The average healthcare leadership team is 25 percent female. But at Marlton, N.J.-based Virtua Health, women hold nearly 55 percent of the senior leadership roles. 

Virtua's leadership composition is no accident, according to a news release the health system shared with Becker's. It deliberately recruits, retains and advances women as a "strategic imperative." 

Rhonda Jordan, the health system's executive vice president and chief human resources officer, has advanced a number of initiatives for women. The "Women of Virtua" affinity group provides space for women to network and support one another; the "Inclusion, Diversity and Equity for All Committee" aligns colleagues from all divisions of the health system to cultivate an inclusive culture and create an equitable workforce. Additionally, the health system has instituted bylaws to ensure its board of trustees matches the demographics of its service area. 

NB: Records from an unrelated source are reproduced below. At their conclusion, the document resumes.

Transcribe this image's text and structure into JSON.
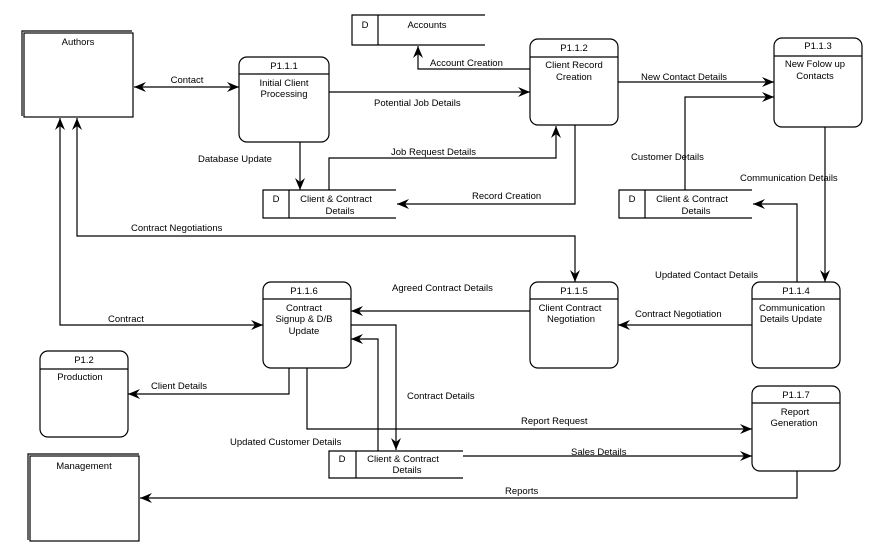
{
  "entities": {
    "authors": "Authors",
    "management": "Management"
  },
  "processes": {
    "p111": {
      "id": "P1.1.1",
      "lines": [
        "Initial Client",
        "Processing"
      ]
    },
    "p112": {
      "id": "P1.1.2",
      "lines": [
        "Client Record",
        "Creation"
      ]
    },
    "p113": {
      "id": "P1.1.3",
      "lines": [
        "New Folow up",
        "Contacts"
      ]
    },
    "p114": {
      "id": "P1.1.4",
      "lines": [
        "Communication",
        "Details Update"
      ]
    },
    "p115": {
      "id": "P1.1.5",
      "lines": [
        "Client Contract",
        "Negotiation"
      ]
    },
    "p116": {
      "id": "P1.1.6",
      "lines": [
        "Contract",
        "Signup & D/B",
        "Update"
      ]
    },
    "p117": {
      "id": "P1.1.7",
      "lines": [
        "Report",
        "Generation"
      ]
    },
    "p12": {
      "id": "P1.2",
      "lines": [
        "Production"
      ]
    }
  },
  "stores": {
    "accounts": {
      "tag": "D",
      "lines": [
        "Accounts"
      ]
    },
    "ccd1": {
      "tag": "D",
      "lines": [
        "Client & Contract",
        "Details"
      ]
    },
    "ccd2": {
      "tag": "D",
      "lines": [
        "Client & Contract",
        "Details"
      ]
    },
    "ccd3": {
      "tag": "D",
      "lines": [
        "Client & Contract",
        "Details"
      ]
    }
  },
  "flows": {
    "contact": "Contact",
    "potential_job": "Potential Job Details",
    "account_creation": "Account Creation",
    "database_update": "Database Update",
    "job_request": "Job Request Details",
    "record_creation": "Record Creation",
    "new_contact": "New Contact Details",
    "customer_details": "Customer Details",
    "communication_details": "Communication Details",
    "updated_contact": "Updated Contact Details",
    "contract_negotiations": "Contract Negotiations",
    "contract": "Contract",
    "contract_negotiation": "Contract Negotiation",
    "agreed_contract": "Agreed Contract Details",
    "contract_details": "Contract Details",
    "updated_customer": "Updated Customer Details",
    "client_details": "Client Details",
    "report_request": "Report Request",
    "sales_details": "Sales Details",
    "reports": "Reports"
  }
}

Having women at the helm is good for business, the health system says. Companies with at least 30 percent women on the executive team were 48 percent more likely to outperform companies with fewer women in leadership, according to a 2020 report from McKinsey & Co.

"Recognizing talent and being intentional about how we hire, promote, and ensure fair and equitable opportunities for all, especially women, has been an important tenet of my leadership," Dennis Pullin, president and CEO of Virtua Health, said in the release. "Today, women are at the helm of many of our divisions, ensuring Virtua is an industry leader in innovation, clinical excellence, and human experience."

Virtua Health is a five-hospital academic health system affiliated with Glassboro, N.J.-based Rowan University.